Il existe différentes méthodes de calcul pour déterminer le montant :
Sans les détailler dans cet article, il existe globalement 3 méthodes élaborées par des spécialistes. Il y a la méthode du magistrat Dominique Martin-Saint-Léon et celle du notaire-expert Axel Depondt qui globalisent tous
les critères de la prestation compensatoire. Ce sont des méthodes mathématiques adoptées par de nombreux juges aux affaires familiales, elles sont objectives et prennent de la distance par rapport à d'autres critères plus humains (tels que les sacrifices, les conditions de rupture ect.) Il existe aussi la méthode de Stéphane David, (Professeur de droit ) plus globale et plus multiple qui conjugue les deux méthodes précédentes.
Evidemment, les différentes juridictions en France ont leurs barèmes et la jurisprudence des tribunaux donnent souvent un ordre d'idées aux avocats ou aux justiciables.
Les montants varient selon que l'on se trouve à Paris, à Bordeaux ou à Lille...
Attention, il est important de préciser que la prestation compensatoire est
majoritairement versée sous forme d'argent, mais elle peut aussi prendre la
forme d'une attribution d'un bien immobilier en propriété, ou d'un droit temporaire d'usage (logement à titre gratuit à l'ancien domicile conjugal pour une période de 2 ans par exemple), ou encore un droit d'usufruit...
NON on ne peut plus demander de prestation compensatoire si elle n'a jamais
été demandée pendant la procédure de divorce (divorce contentieux) ou si elle n'a pas été prévue dans la convention de divorce (divorce amiable).
C'est la seule disposition sur laquelle on ne peut pas revenir.
Il faut donc bien réfléchir avant de signer une convention de divorce dans le
cadre d'un divorce par consentement mutuel et ne pas oublier de la demander
dans le cadre d'un divorce contentieux.
On ne peut pas faire une nouvelle demande au juge après le divorce sur ce
fondement.
C'est ce qu'indique clairement toute convention de divorce. Cette mention devant y figurer pour que les justiciables soient prévenus et aient pleinement
conscience de cela : " Les époux ont été informés qu'ils ne pourront plus formuler de demande prestation compensatoire après le prononcé du divorce. "
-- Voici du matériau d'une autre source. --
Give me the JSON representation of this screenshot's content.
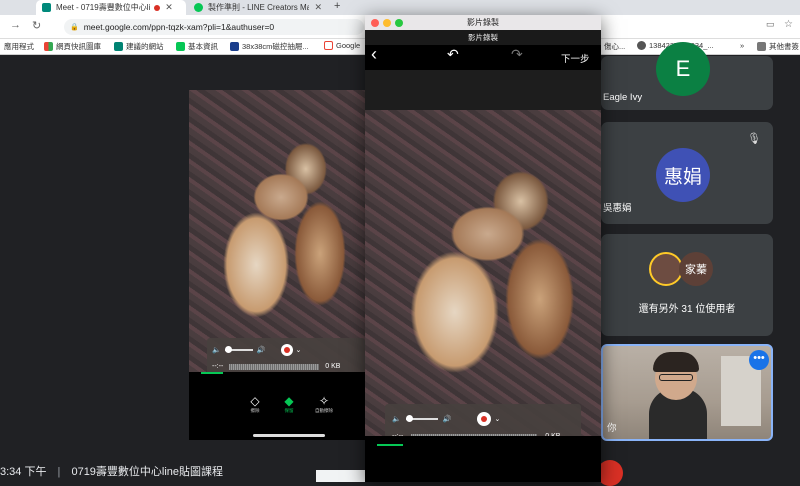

NON, on ne peut pas réviser le montant de la prestation compensatoire.
On peut uniquement en contester l'existence ou le montant, dans le cadre d'une procédure d'appel. Mais cela n'est pas une révision à proprement parlé.
Si lors de la première instance, elle n'a pas été évoquée, on ne pourra pas le
faire en appel, c'est trop tard.
Hors du cadre de l'appel, on ne pourra pas saisir un juge après le divorce pour en contester le montant ou demander une révision à la baisse ou à la hausse.
Elle est versée en principe à la fin de la procédure, après le prononcé du jugement.
Le principe est qu'elle est versée en capital, ce qui signifie qu'elle est versée en une fois, par chèque ou virement bancaire.
Concrètement :
-Dans le cadre d'un divorce contentieux, le juge va " condamner "
l'un des époux à verser X euros à l'autre époux. Le juge va également indiqué
sous quel délai maximum cette somme devra être versée (en général dans les 2 mois, mais cela peut être plus ou moins)
-Dans le cadre d'un divorce amiable : les époux indiquent dans la convention comment et quand elle sera versée à l'autre époux. Ils s'entendent sur les modalités. Le plus généralement, la somme est versée tout de suite après la validation de la convention par le Notaire.
Exceptionnellement, et quand la somme est importante, il est possible de
payer la prestation sous forme de mensualités, mais cet échelonnement est limité à une durée maximale de 8 ans.
L'époux pourra donc, par exemple, être condamné à payer X euros tous les mois pendant 3 ans.
Si l'époux ou l'épouse a des difficultés de trésorerie qui se justifient par un changement de situation (chômage, difficultés de santé etc.) il pourra demander au juge, même après le prononcé du divorce - non pas une révision du montant (comme indiqué précédemment, ce n'est pas possible) - mais une révision des modalités de versement.
Concrètement, si un débiteur doit initialement verser la prestation sur une période de 3 ans, il pourra voir cette période s'allonger, et ce, même au-delà de 8 ans, à titre exceptionnel pour réduire les mensualités et lui permettre de payer sur une période plus longue.